Ce soir, et si je le compare avec mes souvenirs du 16 mars 2007, le concert a été moins émouvant mais plus rock, plus électrique - Olivier et sa guitare ont été parfaits, n'ayons pas peur de nous répéter -, et Elliott a été moins bavard mais tout aussi chaleureux, beau, magnifiquement humain. Je me suis dit que connaître Elliott aujourd'hui, c'est un peu tutoyer les étoiles, ou plutôt réaliser - il n'est jamais trop tard - que votre voisin (Elliott est notre voisin, comme nous il peste contre les sens uniques qui changent toujours à Paris !) peut avoir écrit parmi les plus belles chansons de l'histoire du Rock, en tout cas certainement les plus belles de l'histoire de votre vie.

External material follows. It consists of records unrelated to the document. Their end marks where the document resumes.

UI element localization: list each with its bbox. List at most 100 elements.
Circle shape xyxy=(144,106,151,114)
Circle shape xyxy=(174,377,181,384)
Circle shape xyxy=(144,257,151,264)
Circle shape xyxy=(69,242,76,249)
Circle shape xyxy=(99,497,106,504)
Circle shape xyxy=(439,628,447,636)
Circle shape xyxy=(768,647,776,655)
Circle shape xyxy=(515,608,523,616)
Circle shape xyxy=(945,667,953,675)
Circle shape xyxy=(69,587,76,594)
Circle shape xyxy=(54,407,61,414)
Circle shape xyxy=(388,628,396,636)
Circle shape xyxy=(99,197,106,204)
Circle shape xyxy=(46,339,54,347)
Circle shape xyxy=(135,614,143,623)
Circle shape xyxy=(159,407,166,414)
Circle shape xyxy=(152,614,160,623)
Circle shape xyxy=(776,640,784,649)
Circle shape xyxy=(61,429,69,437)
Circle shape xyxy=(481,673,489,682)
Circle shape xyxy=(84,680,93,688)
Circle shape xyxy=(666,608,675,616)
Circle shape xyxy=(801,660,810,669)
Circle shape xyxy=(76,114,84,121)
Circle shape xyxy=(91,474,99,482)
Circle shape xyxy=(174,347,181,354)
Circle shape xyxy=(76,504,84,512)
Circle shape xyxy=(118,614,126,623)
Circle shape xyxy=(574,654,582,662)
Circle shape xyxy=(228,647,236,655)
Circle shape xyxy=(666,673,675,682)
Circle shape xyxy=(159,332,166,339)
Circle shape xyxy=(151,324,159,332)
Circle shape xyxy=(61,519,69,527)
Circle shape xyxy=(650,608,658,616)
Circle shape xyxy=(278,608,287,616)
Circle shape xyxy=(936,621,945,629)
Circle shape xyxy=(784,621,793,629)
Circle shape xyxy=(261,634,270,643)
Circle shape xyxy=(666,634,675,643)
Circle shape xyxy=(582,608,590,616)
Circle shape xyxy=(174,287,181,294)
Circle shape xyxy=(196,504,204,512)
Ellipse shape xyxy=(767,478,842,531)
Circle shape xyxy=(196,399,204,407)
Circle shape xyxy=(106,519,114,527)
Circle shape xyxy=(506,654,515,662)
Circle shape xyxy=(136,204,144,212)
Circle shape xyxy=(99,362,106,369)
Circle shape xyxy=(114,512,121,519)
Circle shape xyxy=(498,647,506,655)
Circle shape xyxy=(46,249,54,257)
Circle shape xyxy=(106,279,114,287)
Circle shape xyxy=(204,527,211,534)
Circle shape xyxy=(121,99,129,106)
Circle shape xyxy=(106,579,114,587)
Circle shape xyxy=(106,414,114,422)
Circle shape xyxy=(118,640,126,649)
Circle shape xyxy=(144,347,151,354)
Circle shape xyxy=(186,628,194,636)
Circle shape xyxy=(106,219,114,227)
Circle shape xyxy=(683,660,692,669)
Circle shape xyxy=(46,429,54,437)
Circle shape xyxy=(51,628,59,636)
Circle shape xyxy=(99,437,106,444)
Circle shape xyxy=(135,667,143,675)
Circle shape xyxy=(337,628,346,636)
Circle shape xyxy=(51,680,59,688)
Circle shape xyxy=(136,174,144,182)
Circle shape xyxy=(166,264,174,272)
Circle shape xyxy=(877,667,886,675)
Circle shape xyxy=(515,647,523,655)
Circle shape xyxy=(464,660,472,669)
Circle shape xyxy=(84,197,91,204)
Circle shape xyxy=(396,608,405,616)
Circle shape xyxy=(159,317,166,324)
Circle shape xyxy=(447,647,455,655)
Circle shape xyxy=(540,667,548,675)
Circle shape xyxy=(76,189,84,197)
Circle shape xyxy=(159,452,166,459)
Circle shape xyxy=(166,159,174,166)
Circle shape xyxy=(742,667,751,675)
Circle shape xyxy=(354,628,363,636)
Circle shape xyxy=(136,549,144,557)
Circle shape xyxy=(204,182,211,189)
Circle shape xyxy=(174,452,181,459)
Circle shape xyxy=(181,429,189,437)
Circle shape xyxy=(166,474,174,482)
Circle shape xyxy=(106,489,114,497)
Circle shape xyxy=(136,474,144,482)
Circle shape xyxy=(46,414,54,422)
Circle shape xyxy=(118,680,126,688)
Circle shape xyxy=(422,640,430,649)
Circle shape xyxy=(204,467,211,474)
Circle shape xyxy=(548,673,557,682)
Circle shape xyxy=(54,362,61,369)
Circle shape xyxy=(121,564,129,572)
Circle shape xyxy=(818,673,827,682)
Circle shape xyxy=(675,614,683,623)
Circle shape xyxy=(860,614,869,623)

Alors, pour bien finir cette nuit un peu enchantée, Patricia et moi sommes allés nous présenter, et lui avons dit tout ce que notre adolescence lui devait. Elliott était tout timide, ça faisait évidemment très drôle de parler au fantôme vieilli de nos rêves (Scott Fitzgerald et The Great Gatsby, Patti Smith en Lady Stilletto, Geraldine sous un porche avant Françoise, et toute cette sorte de choses), et Vincent a pris les photos.


Voilà. "As I Lay Down, with my Lady / The Sounds of the Night Keep me Warm / .. / Tonight there's no Reason to be Strong" : c'est exactement ça.